Friday 2 January 2009

Turnout timbering

Unless you're a stickler for detail like me, it might seem pretty insignificant, but for ages I'd been unsure as to how to approach the spacing of sleepers immediately beyond the heel of a turnout where the plain track commences.

If you commence normal sleepering immediately beyond the rail joints you end up having to try and interlace the ends of the sleepers of the two diverging running lines and this was proving rather a headache, allowing enough space for the fishplates at the rail joint on one line and not too large a space between the last timber and the first sleeper on the other line.
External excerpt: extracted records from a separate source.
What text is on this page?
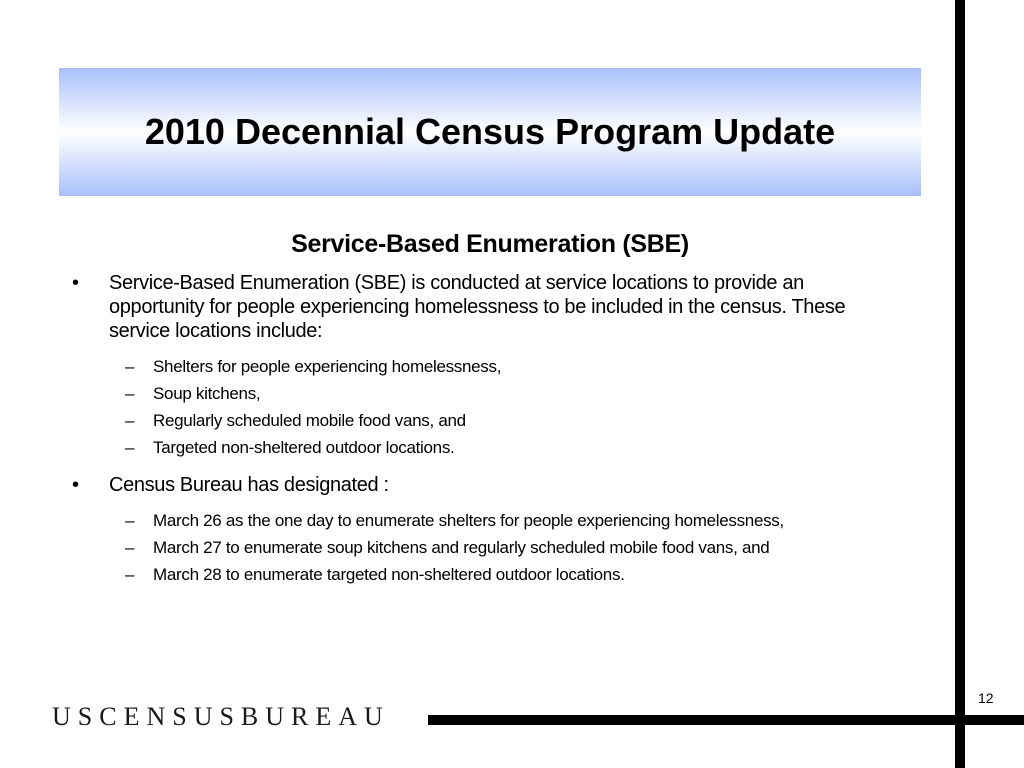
2010 Decennial Census Program Update
Service-Based Enumeration (SBE)
• Service-Based Enumeration (SBE) is conducted at service locations to provide an opportunity for people experiencing homelessness to be included in the census. These service locations include:
– Shelters for people experiencing homelessness,
– Soup kitchens,
– Regularly scheduled mobile food vans, and
– Targeted non-sheltered outdoor locations.
• Census Bureau has designated :
– March 26 as the one day to enumerate shelters for people experiencing homelessness,
– March 27 to enumerate soup kitchens and regularly scheduled mobile food vans, and
– March 28 to enumerate targeted non-sheltered outdoor locations.
USCENSUSBUREAU
12
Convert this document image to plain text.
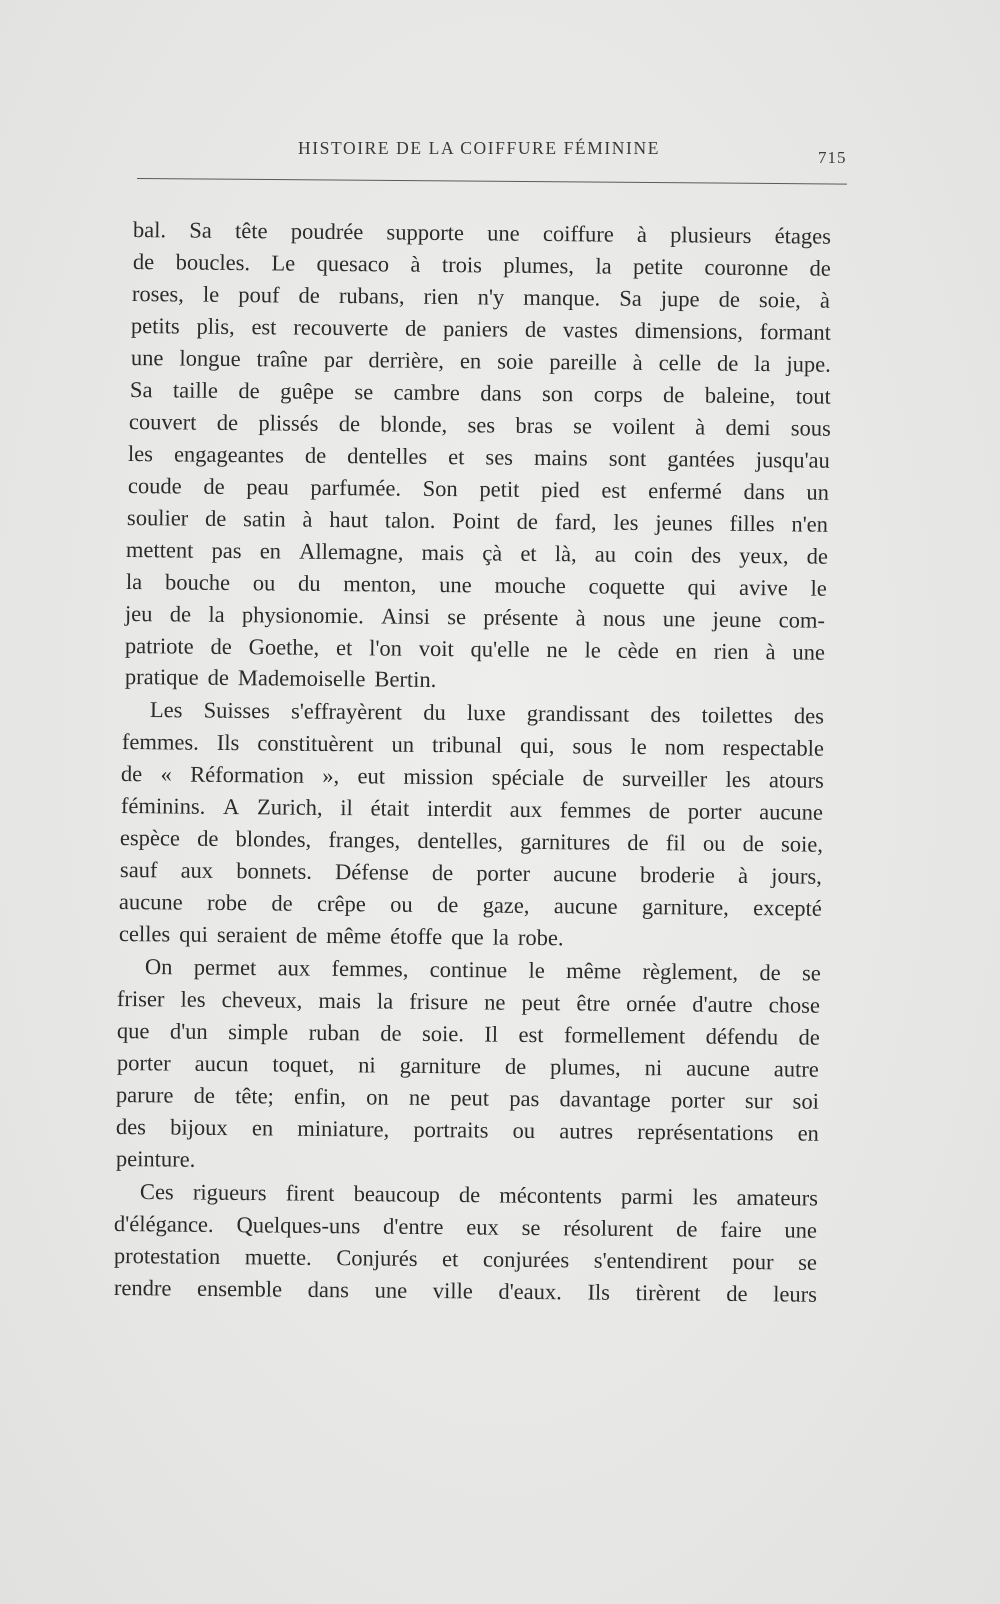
HISTOIRE DE LA COIFFURE FÉMININE	715
bal. Sa tête poudrée supporte une coiffure à plusieurs étages
de boucles. Le quesaco à trois plumes, la petite couronne de
roses, le pouf de rubans, rien n'y manque. Sa jupe de soie, à
petits plis, est recouverte de paniers de vastes dimensions, formant
une longue traîne par derrière, en soie pareille à celle de la jupe.
Sa taille de guêpe se cambre dans son corps de baleine, tout
couvert de plissés de blonde, ses bras se voilent à demi sous
les engageantes de dentelles et ses mains sont gantées jusqu'au
coude de peau parfumée. Son petit pied est enfermé dans un
soulier de satin à haut talon. Point de fard, les jeunes filles n'en
mettent pas en Allemagne, mais çà et là, au coin des yeux, de
la bouche ou du menton, une mouche coquette qui avive le
jeu de la physionomie. Ainsi se présente à nous une jeune com-
patriote de Goethe, et l'on voit qu'elle ne le cède en rien à une
pratique de Mademoiselle Bertin.
Les Suisses s'effrayèrent du luxe grandissant des toilettes des
femmes. Ils constituèrent un tribunal qui, sous le nom respectable
de « Réformation », eut mission spéciale de surveiller les atours
féminins. A Zurich, il était interdit aux femmes de porter aucune
espèce de blondes, franges, dentelles, garnitures de fil ou de soie,
sauf aux bonnets. Défense de porter aucune broderie à jours,
aucune robe de crêpe ou de gaze, aucune garniture, excepté
celles qui seraient de même étoffe que la robe.
On permet aux femmes, continue le même règlement, de se
friser les cheveux, mais la frisure ne peut être ornée d'autre chose
que d'un simple ruban de soie. Il est formellement défendu de
porter aucun toquet, ni garniture de plumes, ni aucune autre
parure de tête; enfin, on ne peut pas davantage porter sur soi
des bijoux en miniature, portraits ou autres représentations en
peinture.
Ces rigueurs firent beaucoup de mécontents parmi les amateurs
d'élégance. Quelques-uns d'entre eux se résolurent de faire une
protestation muette. Conjurés et conjurées s'entendirent pour se
rendre ensemble dans une ville d'eaux. Ils tirèrent de leurs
Well, David J. Smith's "GWR Switch and Crossing Practise" (Great Western Study Group, 2000) finally came to the rescue! Apparently the GWR practise was for through timbering to continue beyond the end of the turnout (beyond the rail joints) until there was a gap of at least 3 feet between the rail faces of the closest rails of the two running lines.

This makes life a whole lot simpler in the track-laying department, because unless you're dealing with particularly long, shallow-angled turnouts, the need for interlaced sleepers is eliminated.

Unfortunately, I only discovered this after having already laid the front turnout on the layout, so I'll just have to invent some 'prototype' reason for the anomoly (or make the grass particularly long just here)! With the other two, I'd already printed out and stuck down the Templot track templates but some quick work with a pen and ruler resolved the issue and all the sleepering and timbering is now complete.